Unlike many moms, I am NOT looking forward to school being in full swing. In fact, I already hate it. Yes, I recognize that I have a horrible attitude. I am working on it. And to my children, I act like school is so fabulous and so exciting, but I am not thrilled. Kyan's new teacher seems really nice. I do wonder how he will do for yet another year in a hodge podge class, with kids of all different disabilities. Time will tell, I suppose.

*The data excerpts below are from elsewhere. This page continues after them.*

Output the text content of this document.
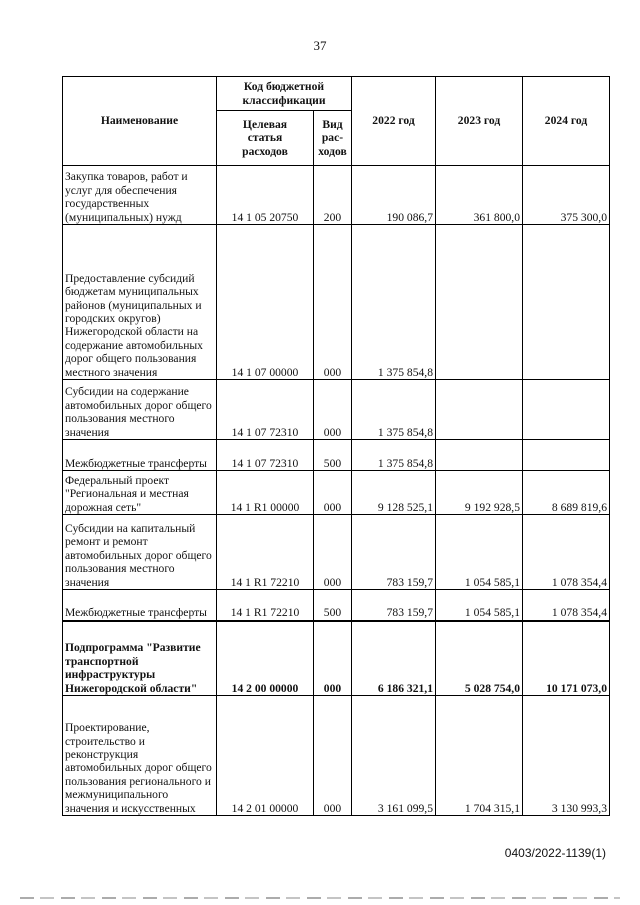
37
Наименование	Код бюджетной классификации		2022 год	2023 год	2024 год
	Целевая статья расходов	Вид рас- ходов			
Закупка товаров, работ и услуг для обеспечения государственных (муниципальных) нужд	14 1 05 20750	200	190 086,7	361 800,0	375 300,0
Предоставление субсидий бюджетам муниципальных районов (муниципальных и городских округов) Нижегородской области на содержание автомобильных дорог общего пользования местного значения	14 1 07 00000	000	1 375 854,8		
Субсидии на содержание автомобильных дорог общего пользования местного значения	14 1 07 72310	000	1 375 854,8		
Межбюджетные трансферты	14 1 07 72310	500	1 375 854,8		
Федеральный проект "Региональная и местная дорожная сеть"	14 1 R1 00000	000	9 128 525,1	9 192 928,5	8 689 819,6
Субсидии на капитальный ремонт и ремонт автомобильных дорог общего пользования местного значения	14 1 R1 72210	000	783 159,7	1 054 585,1	1 078 354,4
Межбюджетные трансферты	14 1 R1 72210	500	783 159,7	1 054 585,1	1 078 354,4
Подпрограмма "Развитие транспортной инфраструктуры Нижегородской области"	14 2 00 00000	000	6 186 321,1	5 028 754,0	10 171 073,0
Проектирование, строительство и реконструкция автомобильных дорог общего пользования регионального и межмуниципального значения и искусственных	14 2 01 00000	000	3 161 099,5	1 704 315,1	3 130 993,3
0403/2022-1139(1)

Kynsie & B have a new teacher but also have Miss Sarah as a sort of co-teacher. Love Miss Sarah. Jury is still out on the main teacher. She's nice enough, but definitely different from B's previous pre-k experience, and also different from special ed. Giving the kids their supplements seems like a real hardship, which is ridiculous. Takes 5 minutes for both. In addition, she wouldn't schedule the kids on the same days for staggered days. Everyone else on the planet realizes its nearly impossible to get 3 kids to school on different days, while maintaining sanity, and oh yeah, a job. Have I mentioned my loathing for public school? Yeah, maybe my attitude would be different if I only had one child, and maybe I would be a little less jaded had I not gone 10 rounds with this school to get my special ed kids what they need, even though the school is bound by law to provide it. Sort of leaves a bad taste in my mouth. PLUS,I a dreading this whole 4 & 5 days a week thing. I had babies to be with them, not to deposit them with someone else for 6 hours a day who may or may not share our values, views, priorities, etc. At least when choosing a babysitter, I had some element of control over whose care my children were in. Not so now. And I don't like it one bit.
So there you have it. My gripe. It is a repeat of another post, I know, but I am still not wearing my happy pants about school. Blech!